Socialist Worker

Tatars fear the return of oppressive Russian rule

Issue No. 2393

Crimea is best known in Britain for the ill-fated Charge of the Light Brigade during the Battle of Balaclava in 1854.

The peninsula was given to Ukraine in 1954 as a trophy by Soviet ruler Nikita Khruschev. It is home to Russia’s Black Sea fleet.

Almost 60 percent of the 2.3 million people who live there speak Russian, and many want closer ties with Moscow. A quarter of the region are ethnic Ukrainians.

Another 12 percent are Muslim Crimean Tatars. For hundreds of years the Tatars were the dominant group in Crimea.

They carved a trading kingdom on a stretch of the Silk Road, despite raids by Ukrainian Cossacks and annexation by the Ottoman empire. 

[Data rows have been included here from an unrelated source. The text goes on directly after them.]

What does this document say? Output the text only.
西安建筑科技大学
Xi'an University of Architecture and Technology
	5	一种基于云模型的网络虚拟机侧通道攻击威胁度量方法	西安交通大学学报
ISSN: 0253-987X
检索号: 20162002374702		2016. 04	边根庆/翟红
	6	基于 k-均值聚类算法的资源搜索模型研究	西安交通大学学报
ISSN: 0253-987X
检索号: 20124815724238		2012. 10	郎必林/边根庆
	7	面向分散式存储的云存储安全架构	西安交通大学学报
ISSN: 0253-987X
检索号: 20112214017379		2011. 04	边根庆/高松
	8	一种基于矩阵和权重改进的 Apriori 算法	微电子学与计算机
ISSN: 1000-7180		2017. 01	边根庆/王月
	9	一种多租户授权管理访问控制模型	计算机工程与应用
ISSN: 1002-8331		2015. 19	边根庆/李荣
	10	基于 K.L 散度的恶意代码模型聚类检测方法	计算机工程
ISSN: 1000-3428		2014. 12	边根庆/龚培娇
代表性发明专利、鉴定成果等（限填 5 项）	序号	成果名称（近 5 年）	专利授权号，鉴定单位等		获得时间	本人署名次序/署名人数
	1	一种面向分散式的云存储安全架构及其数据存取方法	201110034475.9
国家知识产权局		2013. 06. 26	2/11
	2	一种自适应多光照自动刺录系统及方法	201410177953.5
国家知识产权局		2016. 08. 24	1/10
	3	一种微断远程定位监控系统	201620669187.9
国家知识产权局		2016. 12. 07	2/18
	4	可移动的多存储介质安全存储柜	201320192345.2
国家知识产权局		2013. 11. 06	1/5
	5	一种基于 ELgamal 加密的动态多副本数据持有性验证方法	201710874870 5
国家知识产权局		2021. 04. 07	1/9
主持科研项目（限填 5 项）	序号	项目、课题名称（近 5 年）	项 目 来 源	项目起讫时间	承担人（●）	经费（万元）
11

After Catherine the Great of Russia took over the Crimean Khanate in 1783, mass emigration to Turkey began.

The population had shrunk to about 300,000 by the beginning of the 20th century—a tenth of its original size.

In 1944 Stalin decreed that the Tatars had collaborated with the Nazis, and deported them collectively to Siberia and Central Asia. About half died from hunger, cold and disease.

They began to return to their ancestral lands only in 1989 and remain marginalised in Crimea. 

Tatars protested in front of the Crimean Parliament on Wednesday in a standoff with Russian nationalists that turned violent.